Para uma pessoa não é relevante que você seja bom, honesto e a ame… é relevante que você demonstre isso em atos quando ela efetivamente precisar de você, sem desculpas (“eu queria ajudar”). Para uma pessoa necessitada, não é relevante que você queira coisas abstratas como “o fim da miséria no mundo” e “a paz mundial”, é relevante que você a ajude concretamente com alimentos não perecíveis e serviços médicos ou removendo minas antipessoal em algum lugar destroçado pela guerra.
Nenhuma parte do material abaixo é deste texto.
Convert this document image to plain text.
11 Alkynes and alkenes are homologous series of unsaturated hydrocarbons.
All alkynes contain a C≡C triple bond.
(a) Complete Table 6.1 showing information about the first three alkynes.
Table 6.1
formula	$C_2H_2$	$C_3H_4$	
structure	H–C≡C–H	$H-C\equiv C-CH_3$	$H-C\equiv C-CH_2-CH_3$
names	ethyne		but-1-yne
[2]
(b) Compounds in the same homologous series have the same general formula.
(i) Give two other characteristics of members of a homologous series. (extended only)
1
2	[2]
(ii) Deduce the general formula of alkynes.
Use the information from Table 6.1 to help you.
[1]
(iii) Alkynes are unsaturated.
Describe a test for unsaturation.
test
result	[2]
Enfim, você não tem um valor intrínseco que todos (além da sua mãe) deveriam apreciar. Você só tem valor na medida que agrega valor à vida dos outros e é nisto que se baseia toda a “injustiça social” deste mundo: no fato de que se você não trabalha, não produz, não colabora, não anima, não alegra, enfim, não faz nada de útil e agradável para terceiros, você é sim descartável. E, provavelmente, substituível.
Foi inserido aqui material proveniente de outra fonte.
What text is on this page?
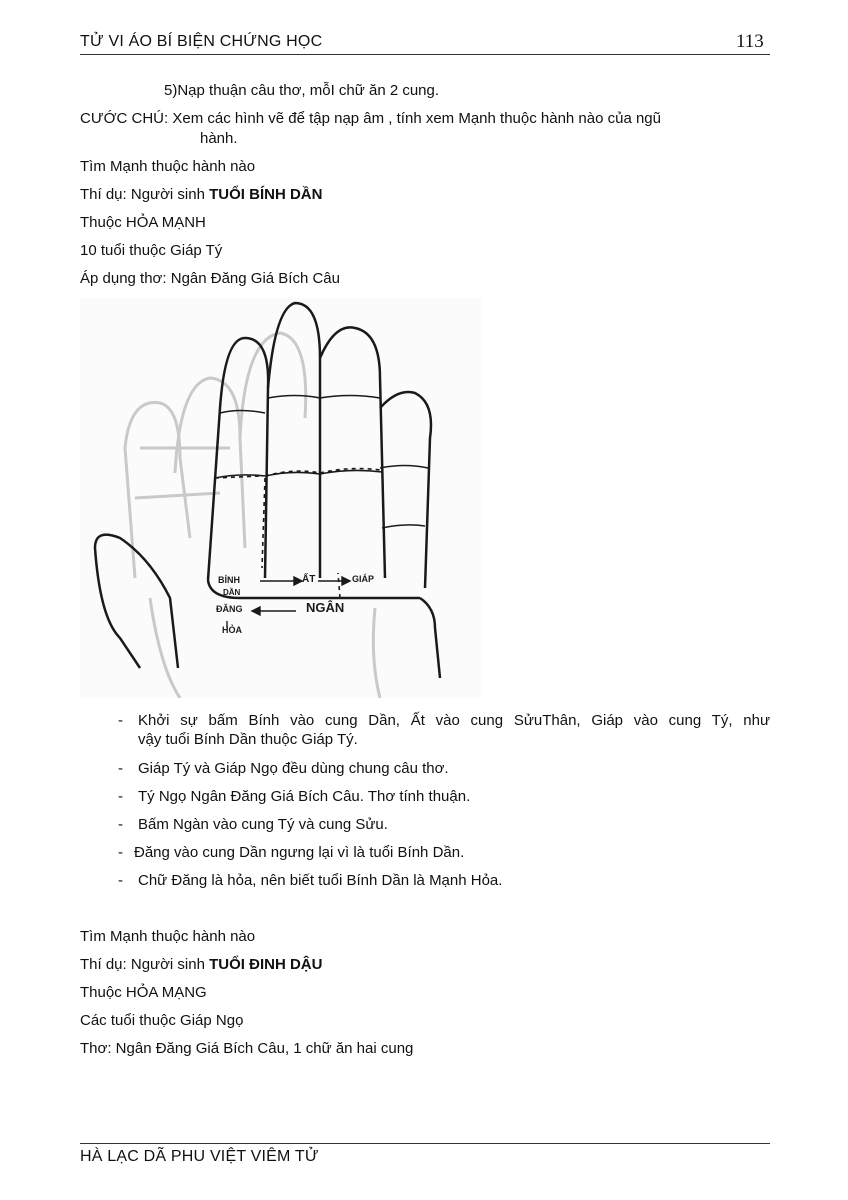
TỬ VI ÁO BÍ BIỆN CHỨNG HỌC	113
5)Nạp thuận câu thơ, mỗI chữ ăn 2 cung.
CƯỚC CHÚ: Xem các hình vẽ để tập nạp âm , tính xem Mạnh thuộc hành nào của ngũ
hành.
Tìm Mạnh thuộc hành nào
Thí dụ: Người sinh TUỔI BÍNH DẦN
Thuộc HỎA MẠNH
10 tuổi thuộc Giáp Tý
Áp dụng thơ: Ngân Đăng Giá Bích Câu
BÍNH
DẦN
ẤT	GIÁP
ĐĂNG	NGÂN
HỎA
- Khởi sự bấm Bính vào cung Dần, Ất vào cung SửuThân, Giáp vào cung Tý, như
vậy tuổi Bính Dần thuộc Giáp Tý.
- Giáp Tý và Giáp Ngọ đều dùng chung câu thơ.
- Tý Ngọ Ngân Đăng Giá Bích Câu. Thơ tính thuận.
- Bấm Ngàn vào cung Tý và cung Sửu.
- Đăng vào cung Dần ngưng lại vì là tuổi Bính Dần.
- Chữ Đăng là hỏa, nên biết tuổi Bính Dần là Mạnh Hỏa.
Tìm Mạnh thuộc hành nào
Thí dụ: Người sinh TUỔI ĐINH DẬU
Thuộc HỎA MẠNG
Các tuổi thuộc Giáp Ngọ
Thơ: Ngân Đăng Giá Bích Câu, 1 chữ ăn hai cung
HÀ LẠC DÃ PHU VIỆT VIÊM TỬ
Pare de chorar porque ninguém aprecia sua arte, porque você está na “friendzone”, porque ninguém está aceitando sua opinião, porque seu trabalho é mal remunerado (todo mundo acha que ganha pouco porque, na verdade, supervaloriza aquilo que faz e subvaloriza o que os outros fazem). Entender que o mundo não gira em torno de você e que os outros não tem a obrigação de apreciar qualquer porcaria que você faz é um passo fundamental para o amadurecimento e, consequentemente, para uma resposta realista frente às necessidades da vida, o que em última instância pode trazer o pouco de felicidade que é possível e suficiente obter nesta vida.